Neurophysiologie: Hirnschrittmacher hilft bei Parkinson noch effizienter

Bei vielen Patienten mit Parkinson lassen sich Zittern, langsame Bewegungen oder Muskelsteifheit im fortgeschrittenen Stadium allein mit Medikamenten nicht mehr kontrollieren. Ihnen kann ein Schrittmacher, der elektrische Impulse im Gehirn abgibt, helfen. Neue Techniken sollen jetzt die sogenannte Tiefe Hirnstimulation (THS) noch verbessern und Nebenwirkungen vermindern.

Wie diese Techniken funktionieren und bei welchen anderen Erkrankungen die bewährte neurophysiologische Methode zukünftig zum Einsatz kommen könnte, berichtete der Kongresspräsident auf der Pressekonferenz zur Jahrestagung der Deutschen Gesellschaft für Klinische Neurophysiologie und funktionelle Bildgebung (DGKN) in Düsseldorf.

Bei der THS mindern Stromimpulse unkontrollierte Bewegungen wie Zittern in 80 bis 90 Prozent der Fälle und führen zu einer besseren Beweglichkeit der Parkinson-Patienten. „Neue technische Entwicklungen führen nun zu entscheidenden Weiterentwicklungen der THS“, sagt Professor Dr. med. Alfons Schnitzler, Kongresspräsident der 60. Jahrestagung der DGKN vom Universitätsklinikum Düsseldorf. Die Stromimpulse könnten mittlerweile räumlich gesteuert werden und so gezielter den Ort des Geschehens erreichen. „Anstelle einer gleichmäßigen Dauerstimulation sollen die Impulse nur noch zeitweise abgegeben werden. Genau dann, wenn die Nervenzellen, die das typische Parkinson-Zittern verursachen, auch aktiv sind“, erklärt Schnitzler den Fortschritt.

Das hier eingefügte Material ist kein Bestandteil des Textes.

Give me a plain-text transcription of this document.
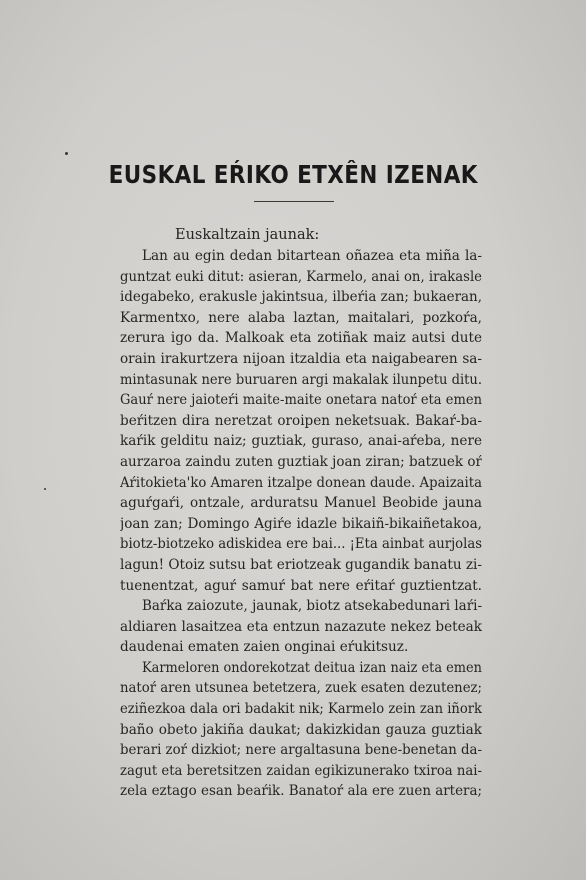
EUSKAL EŔIKO ETXÊN IZENAK
Euskaltzain jaunak:
Lan au egin dedan bitartean oñazea eta miña la-
guntzat euki ditut: asieran, Karmelo, anai on, irakasle
idegabeko, erakusle jakintsua, ilbeŕia zan; bukaeran,
Karmentxo, nere alaba laztan, maitalari, pozkoŕa,
zerura igo da. Malkoak eta zotiñak maiz autsi dute
orain irakurtzera nijoan itzaldia eta naigabearen sa-
mintasunak nere buruaren argi makalak ilunpetu ditu.
Gauŕ nere jaioteŕi maite-maite onetara natoŕ eta emen
beŕitzen dira neretzat oroipen neketsuak. Bakaŕ-ba-
kaŕik gelditu naiz; guztiak, guraso, anai-aŕeba, nere
aurzaroa zaindu zuten guztiak joan ziran; batzuek oŕ
Aŕitokieta'ko Amaren itzalpe donean daude. Apaizaita
aguŕgaŕi, ontzale, arduratsu Manuel Beobide jauna
joan zan; Domingo Agiŕe idazle bikaiñ-bikaiñetakoa,
biotz-biotzeko adiskidea ere bai... ¡Eta ainbat aurjolas
lagun! Otoiz sutsu bat eriotzeak gugandik banatu zi-
tuenentzat, aguŕ samuŕ bat nere eŕitaŕ guztientzat.
Baŕka zaiozute, jaunak, biotz atsekabedunari laŕi-
aldiaren lasaitzea eta entzun nazazute nekez beteak
daudenai ematen zaien onginai eŕukitsuz.
Karmeloren ondorekotzat deitua izan naiz eta emen
natoŕ aren utsunea betetzera, zuek esaten dezutenez;
eziñezkoa dala ori badakit nik; Karmelo zein zan iñork
baño obeto jakiña daukat; dakizkidan gauza guztiak
berari zoŕ dizkiot; nere argaltasuna bene-benetan da-
zagut eta beretsitzen zaidan egikizunerako txiroa nai-
zela eztago esan beaŕik. Banatoŕ ala ere zuen artera;
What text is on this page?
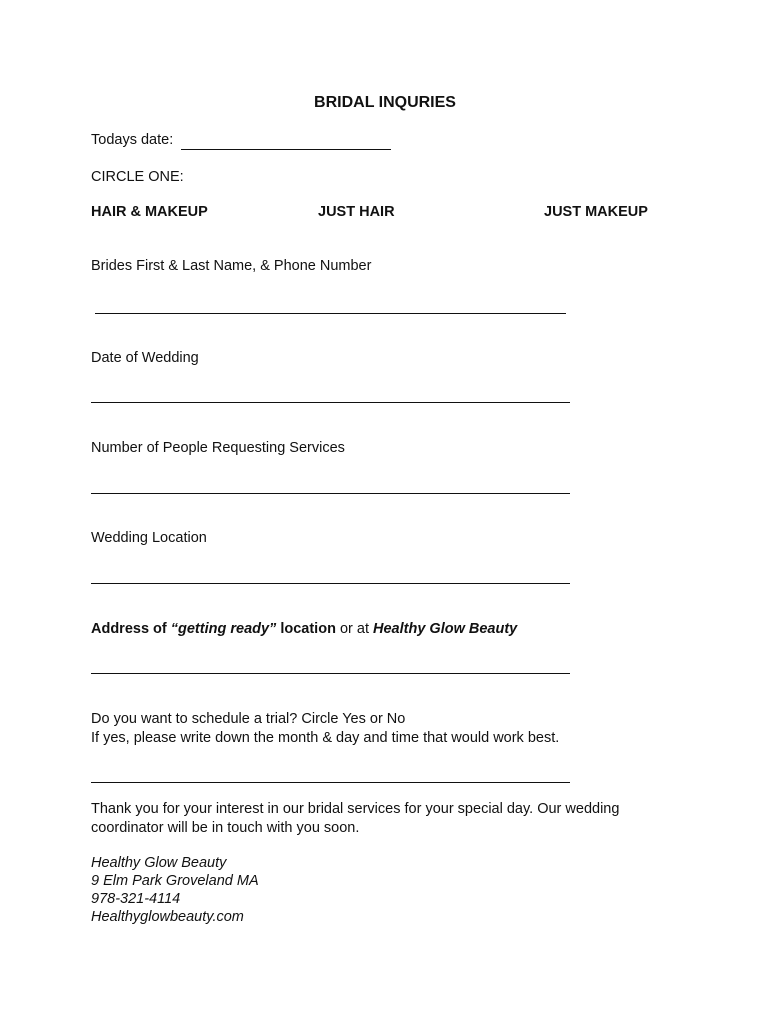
BRIDAL INQURIES
Todays date:
CIRCLE ONE:
HAIR & MAKEUP	JUST HAIR	JUST MAKEUP
Brides First & Last Name, & Phone Number
Date of Wedding
Number of People Requesting Services
Wedding Location
Address of “getting ready” location or at Healthy Glow Beauty
Do you want to schedule a trial? Circle Yes or No
If yes, please write down the month & day and time that would work best.
Thank you for your interest in our bridal services for your special day. Our wedding
coordinator will be in touch with you soon.
Healthy Glow Beauty
9 Elm Park Groveland MA
978-321-4114
Healthyglowbeauty.com
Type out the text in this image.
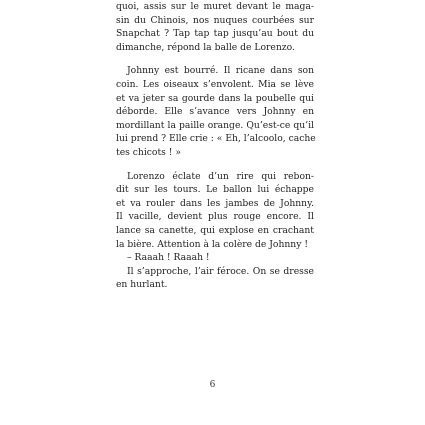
quoi, assis sur le muret devant le maga-
sin du Chinois, nos nuques courbées sur
Snapchat ? Tap tap tap jusqu’au bout du
dimanche, répond la balle de Lorenzo.
Johnny est bourré. Il ricane dans son
coin. Les oiseaux s’envolent. Mia se lève
et va jeter sa gourde dans la poubelle qui
déborde. Elle s’avance vers Johnny en
mordillant la paille orange. Qu’est-ce qu’il
lui prend ? Elle crie : « Eh, l’alcoolo, cache
tes chicots ! »
Lorenzo éclate d’un rire qui rebon-
dit sur les tours. Le ballon lui échappe
et va rouler dans les jambes de Johnny.
Il vacille, devient plus rouge encore. Il
lance sa canette, qui explose en crachant
la bière. Attention à la colère de Johnny !
– Raaah ! Raaah !
Il s’approche, l’air féroce. On se dresse
en hurlant.
6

Neue Technik ermöglicht gezielte Steuerung von Stromimpulsen

Eine Arbeitsgruppe der Universität Oxford konnte bereits nachweisen, dass diese adaptive Stimulation bei Parkinson-Patienten besser wirkt als eine dauerhafte Impulsabgabe des Hirnschrittmachers. Nebenwirkungen wie etwa Sprachschwierigkeiten oder Muskelverkrampfungen traten deutlich seltener auf. „Die Tiefe Hirnstimulation könnte in Zukunft aber auch bei anderen neurologischen und psychiatrischen Erkrankungen zum Einsatz kommen“, so Schnitzler. In einer von Düsseldorfer Experten geleiteten klinischen Multizenterstudie wird derzeit die Behandlung der Huntington-Erkrankung erforscht. Zudem nennt Schnitzler das Tourette-Syndrom, Zwangserkrankungen, Depression und Alzheimer als weitere Einsatzgebiete.
Die Tiefe Hirnstimulation ist eine seit mehr als zwei Jahrzehnten genutzte und heute gut etablierte Therapie neurologischer Erkrankungen. Dabei implantieren Neurochirurgen in einem minimal-invasiven Eingriff Elektroden in das Gehirn der Erkrankten. Diese Elektroden werden dann unter der Haut mit einem Schrittmacher – ähnlich einem Herzschrittmacher – verbunden. Auf dem Kongress der DGKN 2016 und der vorangehenden II. International DBS Conference in Düsseldorf berichten internationale Experten über die Fortschritte der Technik und darüber, wo diese neurophysiologische Entwicklung zukünftig zum Einsatz kommen sollte.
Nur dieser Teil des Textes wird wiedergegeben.